Saturday 20 January 2018

Writing about ideas makes it possible for folk to change their minds


The inestimable Graeme Archer proclaimed yesterday - on Twitter, which is the modern equivalent of what my late colleague David Emmott called 'just pub talk' - that nobody changed their minds reading stuff so it was pointless writing it (I write this from memory as I can't find the Tweet). And that's cool - if you write opinion, you have to believe there's a fighting chance of what you read actually changing somebody's mind. What's the point otherwise?

The thing here is that Graeme's right. We really don't change our minds about things very often and almost never as a result of reading something in a blogpost or hearing something at a lecture. This isn't to say that we don't learn things from these places or, indeed, hear things that make us go wow! I remember being at a lecture about the boundaries of maths where the lecturer (my apologies, I forget her name) said something along the lines of "just because the universe is infinite that doesn't mean it hasn't got an edge". Every day I read things that are fascinating - Josiah Wedgwood created thousands of innovations and refused to patent any of them, the Daddy of Open Source! Our minds aren't changed but they are bigger and we are wiser.

Thing is, we don't change our minds very often about big important matters of ideology, about the faith that's core to the way we see the world. And, when we do change - stop being a socialists, reject belief in God - it's the conclusion of a process not a Damascene conversion brought on by reading an individual article or hearing a solitary lecture. For sure, we do change our minds about mundane stuff - whether we prefer rice or naan with a curry, our favourite singer or how we'd like our hair cut. But on other stuff this doesn't happen often, if at all.

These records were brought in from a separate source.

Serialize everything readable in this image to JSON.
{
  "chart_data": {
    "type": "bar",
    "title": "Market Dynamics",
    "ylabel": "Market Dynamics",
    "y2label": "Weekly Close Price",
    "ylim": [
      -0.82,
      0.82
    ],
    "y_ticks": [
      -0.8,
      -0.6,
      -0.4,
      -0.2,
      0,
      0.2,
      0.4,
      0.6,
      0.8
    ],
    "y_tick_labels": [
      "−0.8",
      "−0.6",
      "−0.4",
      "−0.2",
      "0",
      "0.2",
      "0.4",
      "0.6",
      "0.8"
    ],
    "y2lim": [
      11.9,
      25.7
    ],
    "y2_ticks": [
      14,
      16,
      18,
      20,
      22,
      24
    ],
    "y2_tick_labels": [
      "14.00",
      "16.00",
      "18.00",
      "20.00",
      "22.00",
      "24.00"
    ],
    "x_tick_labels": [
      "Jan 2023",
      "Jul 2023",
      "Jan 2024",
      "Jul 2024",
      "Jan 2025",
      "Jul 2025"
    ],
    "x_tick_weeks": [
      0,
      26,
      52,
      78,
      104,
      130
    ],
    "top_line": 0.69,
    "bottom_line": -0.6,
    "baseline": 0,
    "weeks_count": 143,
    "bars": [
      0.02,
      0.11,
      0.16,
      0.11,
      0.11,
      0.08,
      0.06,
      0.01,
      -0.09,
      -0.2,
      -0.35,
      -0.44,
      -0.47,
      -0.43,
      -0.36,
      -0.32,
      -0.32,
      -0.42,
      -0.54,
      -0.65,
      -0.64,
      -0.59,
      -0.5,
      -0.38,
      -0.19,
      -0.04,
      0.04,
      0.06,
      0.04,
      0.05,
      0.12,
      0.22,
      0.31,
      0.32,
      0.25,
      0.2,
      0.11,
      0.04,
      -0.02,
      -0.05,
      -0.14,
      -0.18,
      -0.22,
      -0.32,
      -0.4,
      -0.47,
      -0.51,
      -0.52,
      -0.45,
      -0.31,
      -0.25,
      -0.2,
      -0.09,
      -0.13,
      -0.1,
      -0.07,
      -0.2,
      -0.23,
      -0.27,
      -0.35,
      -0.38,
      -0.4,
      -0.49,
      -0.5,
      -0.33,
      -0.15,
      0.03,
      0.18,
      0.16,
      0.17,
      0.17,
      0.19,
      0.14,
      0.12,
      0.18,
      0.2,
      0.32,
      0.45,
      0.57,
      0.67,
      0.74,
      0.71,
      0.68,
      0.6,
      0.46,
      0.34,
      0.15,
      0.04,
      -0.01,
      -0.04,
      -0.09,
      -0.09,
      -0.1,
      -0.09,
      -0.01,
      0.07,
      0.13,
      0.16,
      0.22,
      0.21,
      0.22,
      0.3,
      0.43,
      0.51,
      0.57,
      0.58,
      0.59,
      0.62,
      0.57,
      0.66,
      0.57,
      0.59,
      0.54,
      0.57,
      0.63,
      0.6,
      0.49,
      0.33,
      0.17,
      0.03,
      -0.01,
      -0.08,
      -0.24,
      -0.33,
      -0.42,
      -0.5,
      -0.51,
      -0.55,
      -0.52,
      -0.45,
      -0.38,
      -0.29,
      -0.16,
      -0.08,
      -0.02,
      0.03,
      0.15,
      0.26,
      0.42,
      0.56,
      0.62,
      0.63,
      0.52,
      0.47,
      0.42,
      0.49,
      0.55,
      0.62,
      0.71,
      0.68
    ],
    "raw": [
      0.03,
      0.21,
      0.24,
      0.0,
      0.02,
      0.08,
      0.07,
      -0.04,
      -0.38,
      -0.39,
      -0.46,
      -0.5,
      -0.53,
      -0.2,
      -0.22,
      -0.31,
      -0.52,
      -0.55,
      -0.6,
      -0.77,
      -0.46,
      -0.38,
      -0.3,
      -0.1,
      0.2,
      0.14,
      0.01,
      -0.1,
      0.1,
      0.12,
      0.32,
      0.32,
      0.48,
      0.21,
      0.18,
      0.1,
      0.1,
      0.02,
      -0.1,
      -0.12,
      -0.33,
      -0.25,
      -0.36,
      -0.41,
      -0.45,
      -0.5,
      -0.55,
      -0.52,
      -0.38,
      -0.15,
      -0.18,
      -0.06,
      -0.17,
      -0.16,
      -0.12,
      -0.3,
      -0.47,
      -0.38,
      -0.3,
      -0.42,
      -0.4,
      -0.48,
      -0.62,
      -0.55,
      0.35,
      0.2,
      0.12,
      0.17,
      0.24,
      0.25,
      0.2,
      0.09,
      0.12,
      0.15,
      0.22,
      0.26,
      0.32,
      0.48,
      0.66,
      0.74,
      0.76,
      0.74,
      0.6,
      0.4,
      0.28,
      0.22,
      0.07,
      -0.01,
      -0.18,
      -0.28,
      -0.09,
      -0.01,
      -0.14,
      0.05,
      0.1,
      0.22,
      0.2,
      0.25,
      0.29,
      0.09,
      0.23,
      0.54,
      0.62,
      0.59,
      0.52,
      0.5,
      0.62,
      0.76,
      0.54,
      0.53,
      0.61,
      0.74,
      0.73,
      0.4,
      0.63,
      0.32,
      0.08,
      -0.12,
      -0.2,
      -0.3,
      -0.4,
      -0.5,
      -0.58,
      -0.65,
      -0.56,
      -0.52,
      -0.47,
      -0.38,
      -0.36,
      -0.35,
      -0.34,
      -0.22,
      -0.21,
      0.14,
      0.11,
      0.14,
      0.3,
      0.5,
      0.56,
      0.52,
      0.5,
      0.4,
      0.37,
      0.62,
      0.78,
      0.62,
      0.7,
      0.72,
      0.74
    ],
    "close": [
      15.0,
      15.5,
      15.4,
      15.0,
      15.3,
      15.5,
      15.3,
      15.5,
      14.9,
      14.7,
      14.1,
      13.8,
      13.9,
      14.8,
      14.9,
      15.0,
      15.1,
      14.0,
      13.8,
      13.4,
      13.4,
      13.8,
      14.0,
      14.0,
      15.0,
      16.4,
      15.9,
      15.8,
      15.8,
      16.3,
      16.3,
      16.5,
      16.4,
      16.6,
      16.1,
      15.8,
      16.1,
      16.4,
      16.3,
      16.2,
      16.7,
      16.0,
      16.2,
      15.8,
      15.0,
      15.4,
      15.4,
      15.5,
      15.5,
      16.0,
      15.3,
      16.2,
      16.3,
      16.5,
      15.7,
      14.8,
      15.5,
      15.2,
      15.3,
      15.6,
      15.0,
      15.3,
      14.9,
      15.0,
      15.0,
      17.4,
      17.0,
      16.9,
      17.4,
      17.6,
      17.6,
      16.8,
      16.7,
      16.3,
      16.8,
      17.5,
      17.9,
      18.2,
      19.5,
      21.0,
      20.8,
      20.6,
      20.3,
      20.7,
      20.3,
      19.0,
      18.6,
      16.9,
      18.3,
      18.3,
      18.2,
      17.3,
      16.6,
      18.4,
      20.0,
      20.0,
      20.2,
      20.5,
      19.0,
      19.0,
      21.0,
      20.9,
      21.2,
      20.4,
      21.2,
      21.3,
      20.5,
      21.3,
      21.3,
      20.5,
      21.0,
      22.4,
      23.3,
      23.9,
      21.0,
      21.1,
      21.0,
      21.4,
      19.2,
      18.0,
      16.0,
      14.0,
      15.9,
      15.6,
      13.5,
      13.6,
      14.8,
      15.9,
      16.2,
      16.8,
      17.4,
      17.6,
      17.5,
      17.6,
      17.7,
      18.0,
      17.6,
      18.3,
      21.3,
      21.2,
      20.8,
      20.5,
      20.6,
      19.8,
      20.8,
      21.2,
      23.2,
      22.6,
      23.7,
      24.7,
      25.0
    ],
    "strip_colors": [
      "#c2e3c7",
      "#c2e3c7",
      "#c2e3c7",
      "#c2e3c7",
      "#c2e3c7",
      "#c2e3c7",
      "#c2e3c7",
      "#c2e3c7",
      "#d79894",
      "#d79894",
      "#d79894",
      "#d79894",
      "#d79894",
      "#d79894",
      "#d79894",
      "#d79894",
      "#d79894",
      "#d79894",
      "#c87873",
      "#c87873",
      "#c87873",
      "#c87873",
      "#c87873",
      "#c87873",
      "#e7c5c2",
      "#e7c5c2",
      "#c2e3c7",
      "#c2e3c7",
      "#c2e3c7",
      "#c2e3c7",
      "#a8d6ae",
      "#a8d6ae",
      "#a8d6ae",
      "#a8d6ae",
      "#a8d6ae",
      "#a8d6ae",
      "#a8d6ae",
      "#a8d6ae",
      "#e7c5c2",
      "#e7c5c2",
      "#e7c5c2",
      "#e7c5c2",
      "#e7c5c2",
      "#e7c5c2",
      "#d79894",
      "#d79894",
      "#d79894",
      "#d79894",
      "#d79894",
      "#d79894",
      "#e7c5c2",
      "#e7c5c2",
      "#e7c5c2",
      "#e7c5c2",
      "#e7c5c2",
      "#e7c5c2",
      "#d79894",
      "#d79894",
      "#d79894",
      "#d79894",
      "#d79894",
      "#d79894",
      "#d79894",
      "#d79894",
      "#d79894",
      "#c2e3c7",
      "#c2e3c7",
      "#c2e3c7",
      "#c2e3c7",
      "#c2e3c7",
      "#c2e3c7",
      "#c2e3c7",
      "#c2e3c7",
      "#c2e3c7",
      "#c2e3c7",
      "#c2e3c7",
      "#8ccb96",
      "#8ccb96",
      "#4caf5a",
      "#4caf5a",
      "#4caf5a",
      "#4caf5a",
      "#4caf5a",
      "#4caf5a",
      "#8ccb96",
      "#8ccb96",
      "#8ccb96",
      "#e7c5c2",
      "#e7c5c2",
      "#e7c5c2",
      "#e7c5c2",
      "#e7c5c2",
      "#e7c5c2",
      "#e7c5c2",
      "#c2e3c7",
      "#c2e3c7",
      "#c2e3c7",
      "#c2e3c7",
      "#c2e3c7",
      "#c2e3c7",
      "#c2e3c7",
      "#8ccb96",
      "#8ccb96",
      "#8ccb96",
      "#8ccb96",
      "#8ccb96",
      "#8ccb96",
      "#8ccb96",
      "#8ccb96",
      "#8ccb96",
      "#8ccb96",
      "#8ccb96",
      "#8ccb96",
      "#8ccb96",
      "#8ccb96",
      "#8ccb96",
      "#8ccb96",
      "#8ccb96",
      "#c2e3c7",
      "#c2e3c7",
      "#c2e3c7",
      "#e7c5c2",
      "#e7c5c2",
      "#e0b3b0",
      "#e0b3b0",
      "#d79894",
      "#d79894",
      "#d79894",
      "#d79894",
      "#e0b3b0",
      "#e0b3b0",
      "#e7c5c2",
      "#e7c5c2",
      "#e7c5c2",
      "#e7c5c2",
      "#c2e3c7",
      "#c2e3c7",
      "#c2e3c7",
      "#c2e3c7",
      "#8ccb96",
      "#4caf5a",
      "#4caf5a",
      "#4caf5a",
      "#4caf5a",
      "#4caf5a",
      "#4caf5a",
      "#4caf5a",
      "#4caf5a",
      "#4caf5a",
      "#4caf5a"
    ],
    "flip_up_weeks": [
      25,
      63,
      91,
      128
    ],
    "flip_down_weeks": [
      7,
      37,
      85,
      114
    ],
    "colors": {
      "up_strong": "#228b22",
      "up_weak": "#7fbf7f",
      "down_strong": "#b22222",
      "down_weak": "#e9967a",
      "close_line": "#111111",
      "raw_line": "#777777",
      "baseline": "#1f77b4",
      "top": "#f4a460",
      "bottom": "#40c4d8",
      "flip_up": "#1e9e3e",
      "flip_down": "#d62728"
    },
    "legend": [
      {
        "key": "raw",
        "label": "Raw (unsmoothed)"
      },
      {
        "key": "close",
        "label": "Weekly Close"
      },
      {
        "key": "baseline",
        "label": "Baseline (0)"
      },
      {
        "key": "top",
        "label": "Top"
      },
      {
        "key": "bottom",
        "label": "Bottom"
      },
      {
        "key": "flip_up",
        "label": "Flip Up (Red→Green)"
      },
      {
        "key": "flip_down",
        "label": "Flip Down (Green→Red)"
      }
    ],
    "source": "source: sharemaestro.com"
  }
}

I remember a friend who was a Bradford City season ticket holder, a real enthusiast. In one, possibly drink-fuelled moment, he whispered that the result he looks for first isn't City but Arsenal, the team of his childhood. If it's that damned hard to switch allegiance from a team 200 miles away to the team where you live, what chance is there of Graeme or I writing an article and having you change your view about politics, society or the economy? And, just so y'all don't think it's because Graeme and I can't muster an argument, the same goes for even the wisest, wittiest and best-informed. I'm sure there were ancient Greeks meandering back from the agora after another afternoon of Socrates asking difficult questions, who would say 'dunno what he's on about, it's rubbish and I'm sticking with The Gods, you know where you are with The Gods.'

But we know that people do change their ideological minds - non-believers become believers, redemption and true-seeing are real, they're just not pinged by just one article. This realisation might, as Graeme remarked, suggest that writing opinion and ideas is fruitless, purposeless. But perhaps it's not, perhaps the little seeds we plant in the minds of others allow them to think more broadly about their faith, their ideology. As a conservative, doubt is central to my philosophy - everything is to be challenged, questioned and change only follows this process - and for doubt to work as analysis it has to be informed, it needs fuel. And that fuel is the words of people like Graeme Archer and a thousand others, the lumps of coal that come from writers, poets, singers, those speaking in the public square.

So our words, however small the splash they make in the ocean of ideas, matter and we should not be afraid to speak them. Nor should we fear the words of others, the questions and challenges that latter-day would-be Socrates ask in our 21st century town square. No, say those things, put them out into that world of ideas because who are we to know that, for some person out there, those words are an affirmation of belief, a final jigsaw piece in revelation's puzzle, the spark that lights a fire in that person's heart. We don't change our minds very often but, I'm absolutely sure that, were there fewer words from the likes of Graeme that process of change would be more sclerotic and the world would be poorer.